No Need for Rudolph—in Appalachia, Santa Travels by Rail
updated 12/19/1988 AT 01:00 AM EST
•originally published 12/19/1988 AT 01:00 AM EST
Sponsored by the Kingsport Chamber of Commerce and CSX Transportation, the Santa Special has grown from an HO-scale event during World War II into a crowd-pleasing harbinger of the holiday season. This year, anticipating up to 25,000 spectators, many with visions of sugarplums and durable goods dancing in their heads, Santa embarked at 7:20 A.M. from Shelby hauling a boxcar loaded with 3,000 digital watches, 50,000 cassette story tapes, 5,000 midget race cars, 3,000 Frisbees and 10 tons of candy. As the train wound through the mountains at 10 mph, Santa and 30 helpers showered goodies on people gathered along the track. Every few hours the train made a brief stop, and Santa delivered gifts from the platform of the caboose.

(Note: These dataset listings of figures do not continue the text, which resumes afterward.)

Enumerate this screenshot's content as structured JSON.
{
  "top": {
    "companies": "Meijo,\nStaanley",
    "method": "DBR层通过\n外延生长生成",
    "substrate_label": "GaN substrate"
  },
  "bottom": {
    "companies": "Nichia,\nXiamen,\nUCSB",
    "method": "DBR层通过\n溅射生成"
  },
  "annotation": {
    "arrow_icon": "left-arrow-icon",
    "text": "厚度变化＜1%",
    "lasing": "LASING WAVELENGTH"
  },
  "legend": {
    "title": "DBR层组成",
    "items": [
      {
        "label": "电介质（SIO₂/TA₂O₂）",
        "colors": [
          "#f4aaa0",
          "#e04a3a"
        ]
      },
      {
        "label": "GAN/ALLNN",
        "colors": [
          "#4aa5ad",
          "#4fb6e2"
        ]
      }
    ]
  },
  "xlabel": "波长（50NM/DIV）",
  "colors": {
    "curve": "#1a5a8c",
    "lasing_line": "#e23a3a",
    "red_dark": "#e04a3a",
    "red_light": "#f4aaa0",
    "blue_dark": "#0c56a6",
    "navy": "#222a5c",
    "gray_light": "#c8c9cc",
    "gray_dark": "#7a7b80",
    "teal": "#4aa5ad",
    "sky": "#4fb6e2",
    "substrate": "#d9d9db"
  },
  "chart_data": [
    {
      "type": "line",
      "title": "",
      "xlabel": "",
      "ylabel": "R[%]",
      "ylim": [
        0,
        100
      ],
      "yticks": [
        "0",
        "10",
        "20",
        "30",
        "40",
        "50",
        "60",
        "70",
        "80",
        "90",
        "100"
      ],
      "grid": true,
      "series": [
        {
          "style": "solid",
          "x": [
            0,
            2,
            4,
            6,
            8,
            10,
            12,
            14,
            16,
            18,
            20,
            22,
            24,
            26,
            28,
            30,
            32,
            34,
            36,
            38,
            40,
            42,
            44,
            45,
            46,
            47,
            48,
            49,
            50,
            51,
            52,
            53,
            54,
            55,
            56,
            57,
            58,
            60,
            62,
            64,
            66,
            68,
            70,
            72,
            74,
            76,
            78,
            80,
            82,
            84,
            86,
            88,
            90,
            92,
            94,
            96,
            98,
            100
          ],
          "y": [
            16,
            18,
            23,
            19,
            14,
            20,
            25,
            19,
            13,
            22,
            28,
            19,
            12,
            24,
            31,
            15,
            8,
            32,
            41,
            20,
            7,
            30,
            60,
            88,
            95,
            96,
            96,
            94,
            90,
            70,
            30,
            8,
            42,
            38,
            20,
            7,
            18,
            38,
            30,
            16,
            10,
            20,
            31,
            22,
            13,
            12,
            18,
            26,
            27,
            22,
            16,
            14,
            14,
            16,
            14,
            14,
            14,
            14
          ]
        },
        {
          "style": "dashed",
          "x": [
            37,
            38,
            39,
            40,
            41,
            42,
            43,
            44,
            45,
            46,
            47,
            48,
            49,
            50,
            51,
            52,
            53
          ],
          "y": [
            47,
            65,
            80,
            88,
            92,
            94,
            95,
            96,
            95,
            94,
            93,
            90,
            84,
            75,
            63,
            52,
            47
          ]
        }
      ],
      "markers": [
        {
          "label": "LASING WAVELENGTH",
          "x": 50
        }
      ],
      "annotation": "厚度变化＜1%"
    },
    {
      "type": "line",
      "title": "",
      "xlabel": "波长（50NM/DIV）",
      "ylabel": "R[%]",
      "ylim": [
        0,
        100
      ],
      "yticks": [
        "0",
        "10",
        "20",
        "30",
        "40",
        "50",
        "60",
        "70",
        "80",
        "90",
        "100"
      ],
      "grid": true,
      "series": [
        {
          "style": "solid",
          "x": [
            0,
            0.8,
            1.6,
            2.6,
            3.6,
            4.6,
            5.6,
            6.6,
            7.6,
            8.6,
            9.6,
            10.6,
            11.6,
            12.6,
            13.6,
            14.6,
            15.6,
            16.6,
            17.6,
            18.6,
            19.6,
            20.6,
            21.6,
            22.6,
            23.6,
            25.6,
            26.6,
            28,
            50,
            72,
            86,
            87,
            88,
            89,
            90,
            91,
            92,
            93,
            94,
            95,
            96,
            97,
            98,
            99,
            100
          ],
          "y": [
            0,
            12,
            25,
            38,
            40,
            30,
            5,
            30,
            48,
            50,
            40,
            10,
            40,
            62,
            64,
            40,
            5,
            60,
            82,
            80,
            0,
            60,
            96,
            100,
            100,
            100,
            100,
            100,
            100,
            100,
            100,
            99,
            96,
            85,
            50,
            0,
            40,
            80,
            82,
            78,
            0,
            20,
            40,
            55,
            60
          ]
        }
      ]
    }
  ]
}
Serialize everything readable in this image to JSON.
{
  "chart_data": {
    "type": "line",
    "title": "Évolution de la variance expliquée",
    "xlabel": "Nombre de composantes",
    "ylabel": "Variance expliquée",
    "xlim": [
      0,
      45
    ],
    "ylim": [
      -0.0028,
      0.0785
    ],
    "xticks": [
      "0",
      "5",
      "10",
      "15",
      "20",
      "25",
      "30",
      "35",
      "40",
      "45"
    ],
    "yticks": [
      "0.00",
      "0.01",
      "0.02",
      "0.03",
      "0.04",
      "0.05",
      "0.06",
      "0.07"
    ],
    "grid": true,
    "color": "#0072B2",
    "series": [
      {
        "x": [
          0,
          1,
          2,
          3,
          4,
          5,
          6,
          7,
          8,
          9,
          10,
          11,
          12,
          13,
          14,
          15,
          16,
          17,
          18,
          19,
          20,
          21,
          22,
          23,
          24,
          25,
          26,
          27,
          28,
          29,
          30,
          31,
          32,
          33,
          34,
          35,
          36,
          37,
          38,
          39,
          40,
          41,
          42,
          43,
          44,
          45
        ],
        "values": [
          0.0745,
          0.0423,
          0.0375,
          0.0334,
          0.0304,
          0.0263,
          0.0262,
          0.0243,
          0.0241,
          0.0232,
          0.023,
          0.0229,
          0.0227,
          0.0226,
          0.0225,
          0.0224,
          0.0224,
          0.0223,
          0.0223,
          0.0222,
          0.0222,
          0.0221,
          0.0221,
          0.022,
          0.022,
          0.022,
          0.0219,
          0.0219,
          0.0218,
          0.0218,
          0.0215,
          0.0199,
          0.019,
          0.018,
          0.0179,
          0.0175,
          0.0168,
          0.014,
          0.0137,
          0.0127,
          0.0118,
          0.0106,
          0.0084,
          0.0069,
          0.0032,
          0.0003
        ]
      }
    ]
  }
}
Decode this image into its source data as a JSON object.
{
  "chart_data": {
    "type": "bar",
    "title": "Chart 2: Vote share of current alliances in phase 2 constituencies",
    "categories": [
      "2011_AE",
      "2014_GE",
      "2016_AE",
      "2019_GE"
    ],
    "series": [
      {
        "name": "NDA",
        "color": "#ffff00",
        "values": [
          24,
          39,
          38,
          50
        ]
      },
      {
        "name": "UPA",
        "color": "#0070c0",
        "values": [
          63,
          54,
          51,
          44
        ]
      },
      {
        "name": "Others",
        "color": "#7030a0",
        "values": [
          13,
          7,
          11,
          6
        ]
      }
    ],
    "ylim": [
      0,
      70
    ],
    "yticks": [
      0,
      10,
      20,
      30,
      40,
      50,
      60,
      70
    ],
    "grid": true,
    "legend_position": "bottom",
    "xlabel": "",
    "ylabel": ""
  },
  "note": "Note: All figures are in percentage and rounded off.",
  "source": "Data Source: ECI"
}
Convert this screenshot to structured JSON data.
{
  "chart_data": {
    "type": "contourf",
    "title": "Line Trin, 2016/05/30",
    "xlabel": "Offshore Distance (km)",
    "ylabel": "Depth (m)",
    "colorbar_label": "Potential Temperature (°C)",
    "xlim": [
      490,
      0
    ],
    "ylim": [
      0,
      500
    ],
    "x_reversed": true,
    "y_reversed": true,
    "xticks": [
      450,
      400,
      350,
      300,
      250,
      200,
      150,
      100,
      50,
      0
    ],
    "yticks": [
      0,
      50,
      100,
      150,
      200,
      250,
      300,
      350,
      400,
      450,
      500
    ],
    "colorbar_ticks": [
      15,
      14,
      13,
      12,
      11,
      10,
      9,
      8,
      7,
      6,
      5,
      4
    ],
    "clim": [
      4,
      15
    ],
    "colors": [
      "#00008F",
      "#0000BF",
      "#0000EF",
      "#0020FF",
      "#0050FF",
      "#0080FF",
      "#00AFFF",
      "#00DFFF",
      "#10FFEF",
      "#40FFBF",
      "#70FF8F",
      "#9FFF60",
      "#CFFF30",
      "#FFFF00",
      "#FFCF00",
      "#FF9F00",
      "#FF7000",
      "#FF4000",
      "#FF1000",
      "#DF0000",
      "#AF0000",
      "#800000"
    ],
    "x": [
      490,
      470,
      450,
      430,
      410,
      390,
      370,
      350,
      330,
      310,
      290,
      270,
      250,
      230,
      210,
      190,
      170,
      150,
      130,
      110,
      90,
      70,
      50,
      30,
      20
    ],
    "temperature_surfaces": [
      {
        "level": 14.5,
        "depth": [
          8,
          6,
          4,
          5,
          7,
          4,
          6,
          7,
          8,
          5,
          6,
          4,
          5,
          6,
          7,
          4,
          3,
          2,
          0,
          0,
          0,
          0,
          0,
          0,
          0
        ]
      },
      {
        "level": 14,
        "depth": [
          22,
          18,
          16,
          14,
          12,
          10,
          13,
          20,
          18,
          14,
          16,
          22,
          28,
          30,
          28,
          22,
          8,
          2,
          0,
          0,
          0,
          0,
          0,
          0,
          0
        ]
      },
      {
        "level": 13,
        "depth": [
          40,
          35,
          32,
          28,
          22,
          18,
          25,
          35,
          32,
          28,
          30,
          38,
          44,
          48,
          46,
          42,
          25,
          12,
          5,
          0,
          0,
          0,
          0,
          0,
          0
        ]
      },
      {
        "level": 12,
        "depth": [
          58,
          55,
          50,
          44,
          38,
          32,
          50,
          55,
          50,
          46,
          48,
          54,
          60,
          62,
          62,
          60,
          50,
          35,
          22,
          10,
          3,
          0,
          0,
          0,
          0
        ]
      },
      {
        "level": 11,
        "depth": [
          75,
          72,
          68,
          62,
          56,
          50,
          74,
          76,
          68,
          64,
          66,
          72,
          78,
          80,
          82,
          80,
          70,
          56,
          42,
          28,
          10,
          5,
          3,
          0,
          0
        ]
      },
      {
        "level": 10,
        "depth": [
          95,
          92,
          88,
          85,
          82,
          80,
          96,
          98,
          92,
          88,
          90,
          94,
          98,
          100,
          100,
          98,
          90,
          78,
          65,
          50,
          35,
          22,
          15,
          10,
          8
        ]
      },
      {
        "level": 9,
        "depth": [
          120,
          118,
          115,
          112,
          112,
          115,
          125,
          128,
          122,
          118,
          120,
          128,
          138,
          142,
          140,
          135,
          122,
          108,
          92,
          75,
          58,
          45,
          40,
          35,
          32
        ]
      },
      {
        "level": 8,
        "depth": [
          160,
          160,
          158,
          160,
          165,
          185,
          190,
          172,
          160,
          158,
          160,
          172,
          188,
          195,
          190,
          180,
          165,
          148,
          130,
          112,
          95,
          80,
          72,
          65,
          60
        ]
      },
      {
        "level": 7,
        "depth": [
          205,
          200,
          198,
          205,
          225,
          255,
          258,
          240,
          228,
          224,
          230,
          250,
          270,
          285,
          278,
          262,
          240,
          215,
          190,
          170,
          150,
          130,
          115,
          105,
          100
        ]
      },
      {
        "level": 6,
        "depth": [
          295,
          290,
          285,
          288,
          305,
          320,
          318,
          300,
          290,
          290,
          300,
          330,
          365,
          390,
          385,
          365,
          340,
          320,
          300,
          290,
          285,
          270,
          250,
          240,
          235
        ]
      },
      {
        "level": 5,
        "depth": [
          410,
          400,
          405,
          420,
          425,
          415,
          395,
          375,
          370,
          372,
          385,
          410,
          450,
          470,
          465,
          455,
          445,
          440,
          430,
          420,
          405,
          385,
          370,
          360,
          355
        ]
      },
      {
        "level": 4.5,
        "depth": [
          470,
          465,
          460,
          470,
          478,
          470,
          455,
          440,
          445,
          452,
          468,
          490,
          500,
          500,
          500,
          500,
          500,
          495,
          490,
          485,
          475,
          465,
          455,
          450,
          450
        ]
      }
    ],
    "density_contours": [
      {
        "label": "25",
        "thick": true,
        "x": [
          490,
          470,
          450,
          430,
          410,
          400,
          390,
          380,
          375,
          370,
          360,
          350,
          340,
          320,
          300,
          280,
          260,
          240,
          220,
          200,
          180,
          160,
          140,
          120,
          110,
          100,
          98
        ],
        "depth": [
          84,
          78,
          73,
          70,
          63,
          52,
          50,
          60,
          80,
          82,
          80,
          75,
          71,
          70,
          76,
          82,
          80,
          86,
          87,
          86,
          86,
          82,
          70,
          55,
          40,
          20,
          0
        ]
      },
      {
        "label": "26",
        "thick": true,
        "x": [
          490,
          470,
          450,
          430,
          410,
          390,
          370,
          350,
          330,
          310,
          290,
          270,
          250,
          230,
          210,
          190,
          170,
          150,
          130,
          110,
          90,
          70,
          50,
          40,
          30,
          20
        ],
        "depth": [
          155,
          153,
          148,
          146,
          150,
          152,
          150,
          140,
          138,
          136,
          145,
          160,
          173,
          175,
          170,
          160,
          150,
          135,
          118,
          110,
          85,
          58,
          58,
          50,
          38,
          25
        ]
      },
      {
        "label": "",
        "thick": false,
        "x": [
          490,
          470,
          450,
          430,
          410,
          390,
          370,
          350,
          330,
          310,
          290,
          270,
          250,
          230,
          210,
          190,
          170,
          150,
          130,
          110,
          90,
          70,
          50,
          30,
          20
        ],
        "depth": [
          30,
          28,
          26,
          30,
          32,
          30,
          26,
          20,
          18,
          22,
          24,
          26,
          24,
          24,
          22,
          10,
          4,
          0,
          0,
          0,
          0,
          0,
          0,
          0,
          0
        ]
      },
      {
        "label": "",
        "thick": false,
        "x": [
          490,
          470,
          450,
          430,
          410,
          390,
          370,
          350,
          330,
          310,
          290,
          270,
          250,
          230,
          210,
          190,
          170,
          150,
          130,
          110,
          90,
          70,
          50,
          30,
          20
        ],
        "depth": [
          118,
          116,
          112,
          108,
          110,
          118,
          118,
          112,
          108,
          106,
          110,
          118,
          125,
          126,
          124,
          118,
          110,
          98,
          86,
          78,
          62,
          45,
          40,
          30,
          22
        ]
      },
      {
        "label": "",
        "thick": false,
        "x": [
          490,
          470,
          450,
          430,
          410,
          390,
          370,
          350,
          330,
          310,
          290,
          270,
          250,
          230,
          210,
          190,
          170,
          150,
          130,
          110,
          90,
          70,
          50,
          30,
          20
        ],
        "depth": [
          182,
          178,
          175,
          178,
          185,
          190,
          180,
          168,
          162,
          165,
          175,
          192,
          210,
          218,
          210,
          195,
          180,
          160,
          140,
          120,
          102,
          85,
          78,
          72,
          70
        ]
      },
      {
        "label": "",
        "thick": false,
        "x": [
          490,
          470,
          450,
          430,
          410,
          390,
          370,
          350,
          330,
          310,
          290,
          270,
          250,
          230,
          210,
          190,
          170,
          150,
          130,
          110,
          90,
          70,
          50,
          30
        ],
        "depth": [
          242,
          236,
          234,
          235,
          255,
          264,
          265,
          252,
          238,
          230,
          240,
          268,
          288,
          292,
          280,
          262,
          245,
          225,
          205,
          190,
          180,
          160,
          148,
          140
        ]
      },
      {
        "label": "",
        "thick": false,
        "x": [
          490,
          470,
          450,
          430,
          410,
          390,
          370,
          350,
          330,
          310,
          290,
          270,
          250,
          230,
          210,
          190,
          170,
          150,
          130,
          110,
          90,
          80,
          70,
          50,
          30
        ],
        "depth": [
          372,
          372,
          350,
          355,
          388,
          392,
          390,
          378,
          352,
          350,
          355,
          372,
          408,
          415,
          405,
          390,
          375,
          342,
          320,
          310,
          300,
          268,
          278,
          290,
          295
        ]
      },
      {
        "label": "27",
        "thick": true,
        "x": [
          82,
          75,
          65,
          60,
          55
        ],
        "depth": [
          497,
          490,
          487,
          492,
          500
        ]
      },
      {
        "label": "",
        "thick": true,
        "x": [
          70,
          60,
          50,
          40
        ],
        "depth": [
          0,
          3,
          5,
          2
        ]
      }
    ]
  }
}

Santa—if you've never met him, he looks a lot like Frank Brogden, 61, public relations director at the Kodak plant in Kingsport—is ever mindful of people who might get lost in the crowd. Two years ago, he recalls, a young mentally retarded woman in Elkhorn City, Va., stood patiently amid a pack of excited kids. "I reached down and gave her a two-pound bag of cookies," Santa says. Last year he spotted a little girl standing by the track with her father, watching dejectedly as Santa rolled by. "I had this enormous pink elephant doll, which I tossed, like a quarterback, right into her father's arms," he says. "I suspect she'll remember that the rest of her life."
Before the advent of television and shopping malls, Santa's train provided the only opportunity for some Appalachian children to get a glimpse of Saint Nick in action. Brenda Fletcher, 37, who greeted Santa near Clinchco, Va., this year with her husband, Jimmy, and 10-year-old son, Kyle, remembers the first time she stood in the cold waiting for the train. "That was 30 years ago," she says. "It seemed like the real Santa then. It still does."